PRESIDENTE. Ne ha facoltà.
MAZZATORTA (LNP). Signora Presidente, intendiamo porre una questione pregiudiziale sul provvedimento al nostro esame. Si tratta infatti di un provvedimento che, pur nella forma del decreto‑legge, contiene disposizioni che tendono a risolvere un problema annoso, che si trascina non da pochi giorni o da poche settimane bensì da anni: il problema dei rifiuti della Campania.
Il tentativo di far passare, attraverso un provvedimento che postula il requisito della straordinaria necessità ed urgenza, una normativa che in realtà cerca di reiterare misure già in parte applicate, e che si vogliono ulteriormente applicare, in una singola Regione di questo Paese, a noi appare assolutamente del tutto fuori luogo. A questo proposito, richiamo l'attenzione dei colleghi anche su una recentissima sentenza della Corte costituzionale, su cui è stata fatta un'interessante nota da parte del Servizio studi del Senato, riguardante il decreto-legge del 2010 di proroga termini, che conteneva disposizioni in materia di protezione civile.
In quell'interessante sentenza, la Corte osserva che l'eterogeneità del contenuto dei decreti-legge assurge a vizio di incostituzionalità del provvedimento stesso.
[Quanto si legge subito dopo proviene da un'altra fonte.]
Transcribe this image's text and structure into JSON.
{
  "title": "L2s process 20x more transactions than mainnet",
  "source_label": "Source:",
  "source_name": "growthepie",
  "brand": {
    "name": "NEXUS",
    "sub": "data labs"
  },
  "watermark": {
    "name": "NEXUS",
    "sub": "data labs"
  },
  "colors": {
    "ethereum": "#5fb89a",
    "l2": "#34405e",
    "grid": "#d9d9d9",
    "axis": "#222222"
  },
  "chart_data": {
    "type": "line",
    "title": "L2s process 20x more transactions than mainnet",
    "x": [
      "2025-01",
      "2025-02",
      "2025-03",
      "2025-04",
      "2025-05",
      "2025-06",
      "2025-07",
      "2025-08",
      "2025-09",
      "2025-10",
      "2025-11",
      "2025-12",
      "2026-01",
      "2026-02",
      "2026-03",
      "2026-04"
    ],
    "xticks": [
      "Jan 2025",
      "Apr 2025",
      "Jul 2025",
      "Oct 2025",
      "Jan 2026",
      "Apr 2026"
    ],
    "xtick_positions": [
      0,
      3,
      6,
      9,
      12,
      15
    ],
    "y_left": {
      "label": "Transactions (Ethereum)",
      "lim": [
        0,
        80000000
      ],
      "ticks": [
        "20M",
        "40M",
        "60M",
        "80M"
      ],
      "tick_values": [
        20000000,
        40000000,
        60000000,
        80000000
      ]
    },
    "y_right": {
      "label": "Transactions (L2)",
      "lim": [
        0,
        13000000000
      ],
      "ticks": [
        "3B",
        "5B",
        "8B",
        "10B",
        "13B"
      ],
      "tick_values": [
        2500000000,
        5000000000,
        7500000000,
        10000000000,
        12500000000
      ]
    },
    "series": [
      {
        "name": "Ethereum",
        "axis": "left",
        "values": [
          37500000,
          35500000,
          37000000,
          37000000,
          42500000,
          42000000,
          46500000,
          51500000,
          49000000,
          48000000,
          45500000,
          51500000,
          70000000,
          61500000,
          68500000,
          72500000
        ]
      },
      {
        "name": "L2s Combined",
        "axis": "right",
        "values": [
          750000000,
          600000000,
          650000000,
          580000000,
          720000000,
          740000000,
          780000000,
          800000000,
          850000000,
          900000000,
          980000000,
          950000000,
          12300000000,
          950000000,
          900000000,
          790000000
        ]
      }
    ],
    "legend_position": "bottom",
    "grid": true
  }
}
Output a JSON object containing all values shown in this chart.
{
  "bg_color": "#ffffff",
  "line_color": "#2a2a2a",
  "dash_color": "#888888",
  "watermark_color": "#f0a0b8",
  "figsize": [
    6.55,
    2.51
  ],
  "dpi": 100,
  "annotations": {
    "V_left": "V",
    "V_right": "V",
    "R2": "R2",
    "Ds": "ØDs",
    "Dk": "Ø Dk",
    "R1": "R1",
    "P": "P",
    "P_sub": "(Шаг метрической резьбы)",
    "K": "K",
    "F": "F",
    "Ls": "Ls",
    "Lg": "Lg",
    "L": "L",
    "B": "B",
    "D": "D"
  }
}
Lo fa attraverso una dovizia di argomentazioni tecnico-giuridiche molto interessanti, sulla scia, peraltro, di lettere, già richiamate in quest'Aula, della Presidenza della Repubblica. Su questo aspetto, il Governo Monti continua imperterrito attraverso una serie di decreti-legge (ho perso il conto, ma credo siamo a sette), nascondendosi dietro la crisi economico‑finanziaria, a legiferare in tutte le materie senza i requisiti previsti dalla Carta costituzionale.
Aggiungiamo che i provvedimenti dovrebbero avere un carattere di generalità ed astrattezza e, a tal riguardo, il riferimento specifico ad una singola Regione rende ancora più inaccettabile il contenuto di questo provvedimento. Infatti, quand'anche si volesse ragionare sui problemi di una singola Regione, è chiaro che per noi diventa fondamentale che ci sia la condivisione da parte di tutto il sistema delle autonomie e - quindi - totale accordo e condivisione anche da parte delle Regioni eventualmente interessate a ricevere i rifiuti campani. Non si può passare solo attraverso una delibera della Conferenza Stato-Regioni, ma occorre la previa intesa con le Regioni che saranno interessate a ricevere i rifiuti provenienti dalla Regione Campania.
Pertanto, chiediamo che quest'Assemblea, recuperando un minimo di dignità, che deve essere davvero il carattere dominante della nostra funzione parlamentare, metta fine a questo modo di legiferare del Governo Monti, che sta creando grosse difficoltà, continuando a mutare l'ordinamento e creando anche una situazione di difficoltà per gli operatori a comprendere l'assetto ordinamentale vigente in questo momento.
Penso, ad esempio, al settore dei servizi pubblici locali. C'è una proposta emendativa da parte della Commissione che va nuovamente a rimettere mano a questo delicato tema, in particolare con riferimento al servizio di gestione della raccolta dei rifiuti.
Queste sono le motivazioni per cui vi chiediamo di bloccare l'iter del provvedimento. (Applausi dal Gruppo LNP).